Path: utzoo!news-server.csri.toronto.edu!cs.utexas.edu!usc!wuarchive!zaphod.mps.ohio-state.edu!rpi!uupsi!sunic!dkuug!daimi!baronen
From: baronen@daimi.aau.dk (Carsten Greve)
Newsgroups: comp.ai.neural-nets
Subject: Are Conjugate Gradient algorithms any good?
Summary: Pattern versus Epoch update
Keywords: NETtalk, Conjugate Gradient algorithms, Back-propagation
Message-ID: <1991Mar4.142559.21857@daimi.aau.dk>
Date: 4 Mar 91 14:25:59 GMT
Sender: baronen@daimi.aau.dk (Carsten Greve)
Organization: DAIMI: Computer Science Department, Aarhus University, Denmark
Lines: 67

Recently there has been much talk about the so-called Conjugate Gradient
algorithms and their use in feed-forward neural networks. We have applied
one of these algorithms, the Scaled Conjugate Gradient algorithm [1], on
the NETtalk problem [2] with poor results.

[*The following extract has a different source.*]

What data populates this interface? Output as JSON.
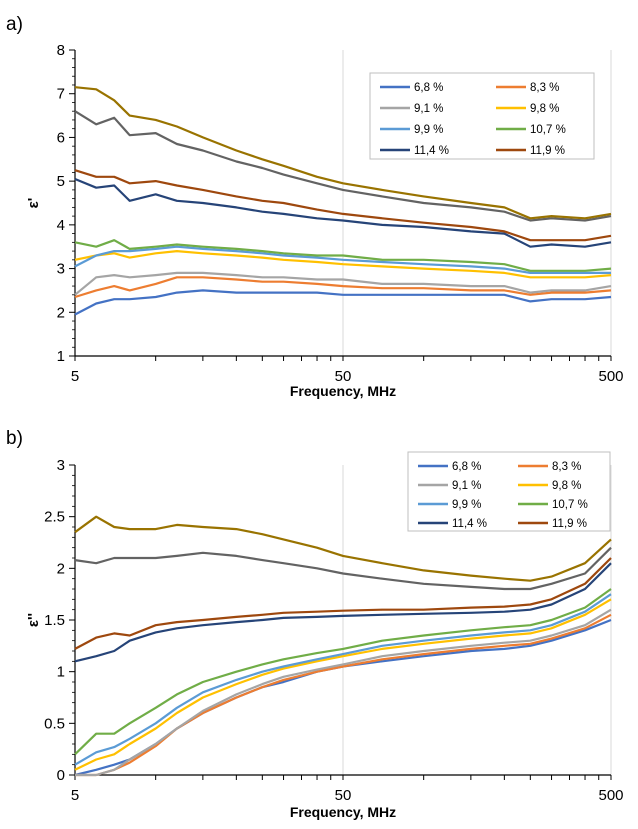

In their original experiment Sejnowski and Rosenberg used the conventional
back-propagation algorithm with weight updates after each presentation of
one word (word update). Our experiments with the same algorithm confirmed the
results of Sejnowski and Rosenberg. However, experiments showed that
back-propagation was unable to converge if the weights were updated only
after the entire training set had been presented (epoch update).

The SCG algorithm is reported, like several other Conjugate Gradient
algorithms, to outperform ordinary back-propagation with epoch learning.
Yet we found that the SCG algorithm was unable to match the performance of
back-propagation when word updates were used instead. In the SCG algorithm
weights are (normally) updated once after each presentation of the entire
training set (epoch update).

A modified version of the SCG algorithm permits more frequent weight updates.
The net is trained on a small number of patterns for some time after which
the weights are updated. Then some new training patterns are chosen and
the net is trained on those patterns, et cetera. This version gave improved
results. However, the SCG was still unable to match standard back-propagation
with word updates.

We have used a fully connected 3-layer net of 7 * 26 input units, 60 hidden
units, and 57 output units (one for each phoneme). The training set consists of
1000 words, and the net was trained for 30000 word presentations.

		   Average error on each pattern	Number of
		   after 30000 word presentations:	weight updates:

Back-prop with word update:   0.125                           30000
Back-prop with epoch update:  2.888 (failed to converge)         30
SCG with block update: *)     0.303                             300
SCG with epoch update:        0.871                              30

	*) A block size of 10 words was used, with each block being
	trained 10 times before weights were updated.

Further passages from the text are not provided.